Robert or Viserys? ‘House of the Dragon’ fans try to settle it once and for all

Photo via HBO

Despite being two hundred years apart, Viserys Targaryen and Robert Baratheon have a lot in common as the King of the Andals and the First Men. Now, the House of the Dragon wants to settle these peculiar comparisons by determining if Robert or Viserys was the better king.

Viserys had a lot to live up to after inheriting the Seven Kingdoms from Jaehaerys the Wise, who is arguably the best ruler in the history of Westeros; a man whose wisdom brought about a golden age of peace and prosperity. In the case of Robert, the man followed Aerys II Targaryen, also known as the Mad King, who dealt the barely breathing Targaryen dynasty the final blow by estranging the house from the rest of their allies.

One inherited a kingdom already at the height of its power, and the other essentially usurped the Iron Throne after 300 years of Targaryen rule.
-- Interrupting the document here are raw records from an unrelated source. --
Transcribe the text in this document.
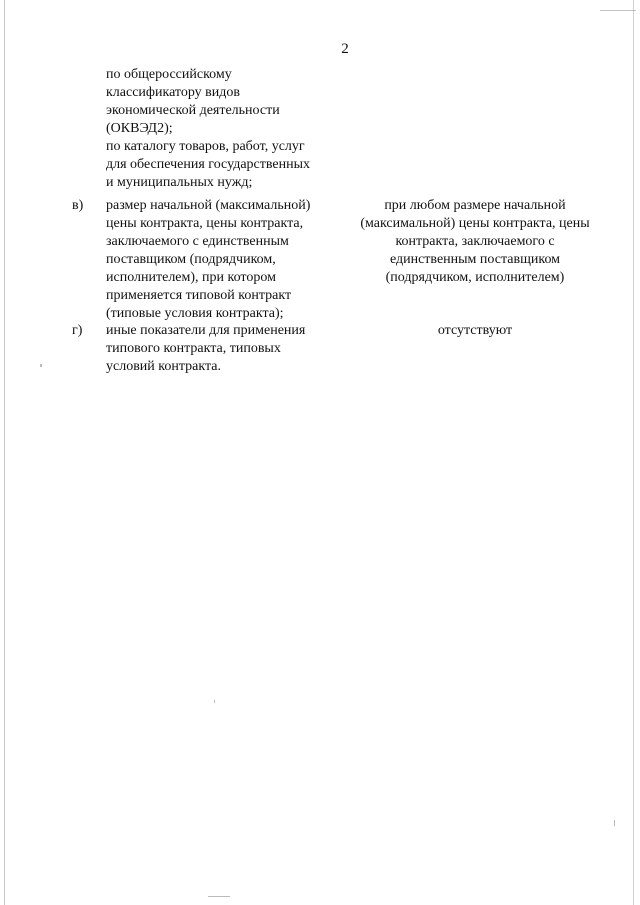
2
по общероссийскому
классификатору видов
экономической деятельности
(ОКВЭД2);
по каталогу товаров, работ, услуг
для обеспечения государственных
и муниципальных нужд;
в) размер начальной (максимальной)
цены контракта, цены контракта,
заключаемого с единственным
поставщиком (подрядчиком,
исполнителем), при котором
применяется типовой контракт
(типовые условия контракта);
при любом размере начальной
(максимальной) цены контракта, цены
контракта, заключаемого с
единственным поставщиком
(подрядчиком, исполнителем)
г) иные показатели для применения
типового контракта, типовых
условий контракта.
отсутствуют
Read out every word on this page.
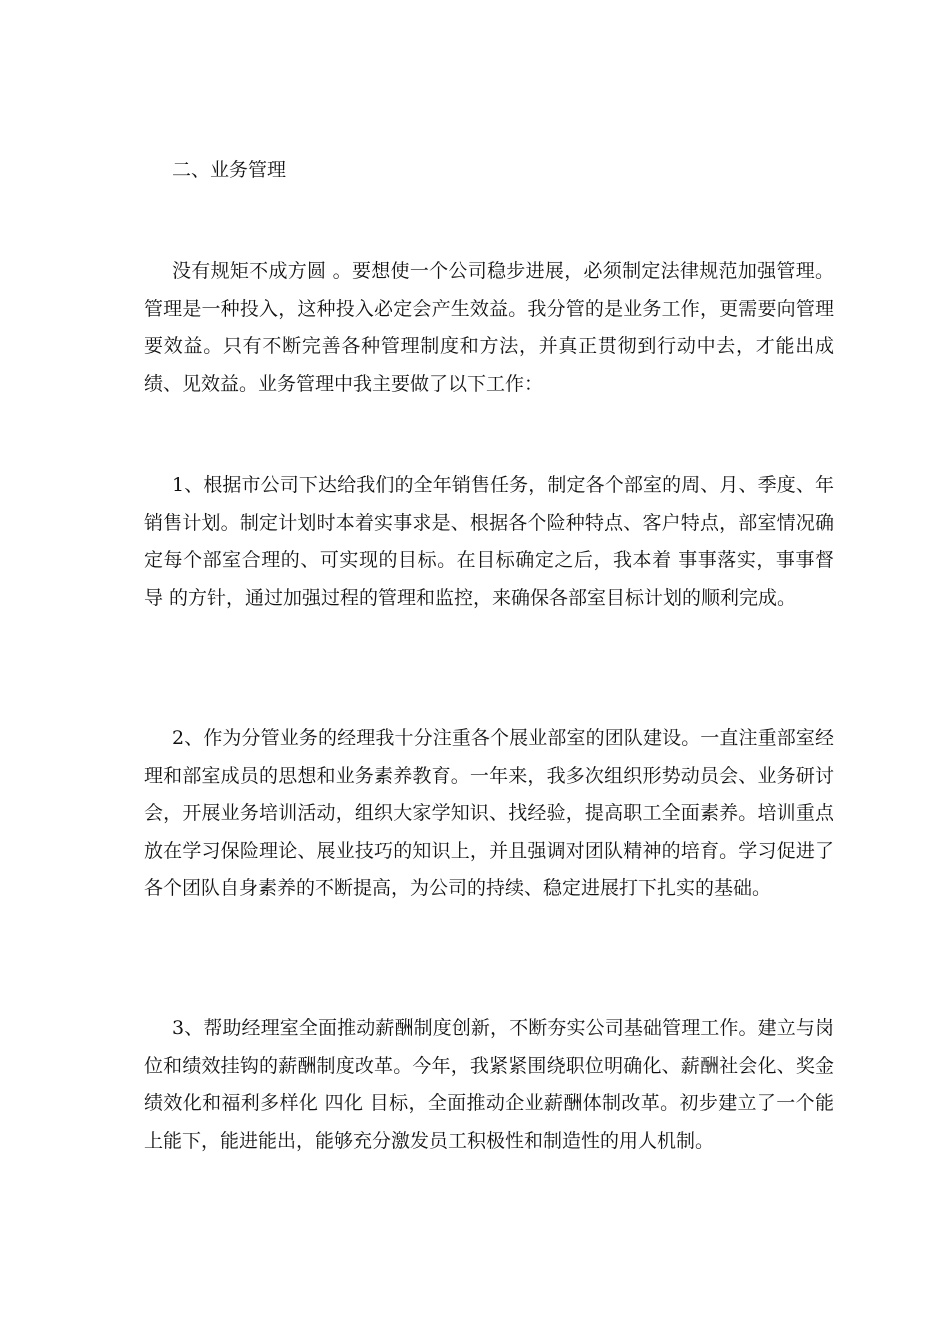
二、业务管理

没有规矩不成方圆 。要想使一个公司稳步进展，必须制定法律规范加强管理。管理是一种投入，这种投入必定会产生效益。我分管的是业务工作，更需要向管理要效益。只有不断完善各种管理制度和方法，并真正贯彻到行动中去，才能出成绩、见效益。业务管理中我主要做了以下工作：

1、根据市公司下达给我们的全年销售任务，制定各个部室的周、月、季度、年销售计划。制定计划时本着实事求是、根据各个险种特点、客户特点，部室情况确定每个部室合理的、可实现的目标。在目标确定之后，我本着 事事落实，事事督导 的方针，通过加强过程的管理和监控，来确保各部室目标计划的顺利完成。

2、作为分管业务的经理我十分注重各个展业部室的团队建设。一直注重部室经理和部室成员的思想和业务素养教育。一年来，我多次组织形势动员会、业务研讨会，开展业务培训活动，组织大家学知识、找经验，提高职工全面素养。培训重点放在学习保险理论、展业技巧的知识上，并且强调对团队精神的培育。学习促进了各个团队自身素养的不断提高，为公司的持续、稳定进展打下扎实的基础。

3、帮助经理室全面推动薪酬制度创新，不断夯实公司基础管理工作。建立与岗位和绩效挂钩的薪酬制度改革。今年，我紧紧围绕职位明确化、薪酬社会化、奖金绩效化和福利多样化 四化 目标，全面推动企业薪酬体制改革。初步建立了一个能上能下，能进能出，能够充分激发员工积极性和制造性的用人机制。
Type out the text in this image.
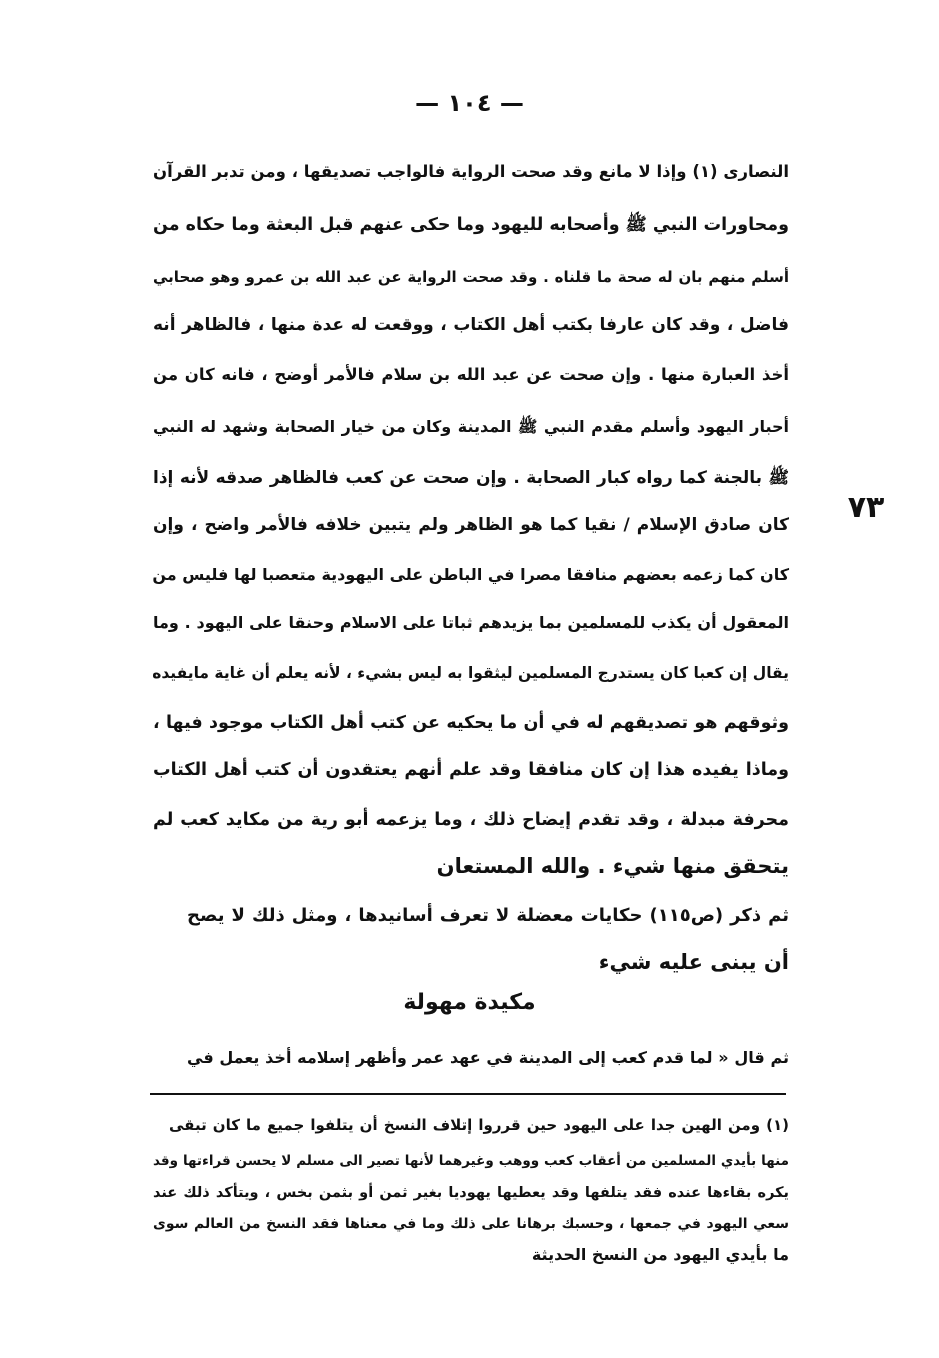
— ١٠٤ —
٧٣
النصارى (١) وإذا لا مانع وقد صحت الرواية فالواجب تصديقها ، ومن تدبر القرآن
ومحاورات النبي ﷺ وأصحابه لليهود وما حكى عنهم قبل البعثة وما حكاه من
أسلم منهم بان له صحة ما قلناه . وقد صحت الرواية عن عبد الله بن عمرو وهو صحابي
فاضل ، وقد كان عارفا بكتب أهل الكتاب ، ووقعت له عدة منها ، فالظاهر أنه
أخذ العبارة منها . وإن صحت عن عبد الله بن سلام فالأمر أوضح ، فانه كان من
أحبار اليهود وأسلم مقدم النبي ﷺ المدينة وكان من خيار الصحابة وشهد له النبي
ﷺ بالجنة كما رواه كبار الصحابة . وإن صحت عن كعب فالظاهر صدقه لأنه إذا
كان صادق الإسلام / نقيا كما هو الظاهر ولم يتبين خلافه فالأمر واضح ، وإن
كان كما زعمه بعضهم منافقا مصرا في الباطن على اليهودية متعصبا لها فليس من
المعقول أن يكذب للمسلمين بما يزيدهم ثباتا على الاسلام وحنقا على اليهود . وما
يقال إن كعبا كان يستدرج المسلمين ليثقوا به ليس بشيء ، لأنه يعلم أن غاية مايفيده
وثوقهم هو تصديقهم له في أن ما يحكيه عن كتب أهل الكتاب موجود فيها ،
وماذا يفيده هذا إن كان منافقا وقد علم أنهم يعتقدون أن كتب أهل الكتاب
محرفة مبدلة ، وقد تقدم إيضاح ذلك ، وما يزعمه أبو رية من مكايد كعب لم
يتحقق منها شيء . والله المستعان
ثم ذكر (ص١١٥) حكايات معضلة لا تعرف أسانيدها ، ومثل ذلك لا يصح
أن يبنى عليه شيء
مكيدة مهولة
ثم قال « لما قدم كعب إلى المدينة في عهد عمر وأظهر إسلامه أخذ يعمل في
(١) ومن الهين جدا على اليهود حين قرروا إتلاف النسخ أن يتلفوا جميع ما كان تبقى
منها بأيدي المسلمين من أعقاب كعب ووهب وغيرهما لأنها تصير الى مسلم لا يحسن قراءتها وقد
يكره بقاءها عنده فقد يتلفها وقد يعطيها يهوديا بغير ثمن أو بثمن بخس ، ويتأكد ذلك عند
سعي اليهود في جمعها ، وحسبك برهانا على ذلك وما في معناها فقد النسخ من العالم سوى
ما بأيدي اليهود من النسخ الحديثة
But the two had one thing in common: They both hated ruling, and if it were up to them, wearing that crown would be the last thing they’d choose to do.

So, let’s have it out. Who was the better king, Viserys or Robert?

The House fandom is obviously going to be biased in their answers. For most folks, Viserys has been much more recent and relatable. Even barring the obvious advantage, though, there’s no denying that he generally cared more about the realm than Robert.

Viserys cared for the realm and even attended the Small Council meetings, but Robert spent his entire time whoring and hunting. Of course, the Baratheon heir wasn’t always like this. When he took the crown from Aerys, Robert worked hard to unite the realm and bring about a period of peace, as fragile as it proved to be. Viserys, on the other hand, continually made the wrong decisions and was, to a certain degree, responsible for the devastating Targaryen civil war known as the Dance of Dragons.

Maybe the moral of this entire story is that there are no good kings. And perhaps we’d all be wiser to take a page out of Sandor Clegane’s book when he said… well, you know.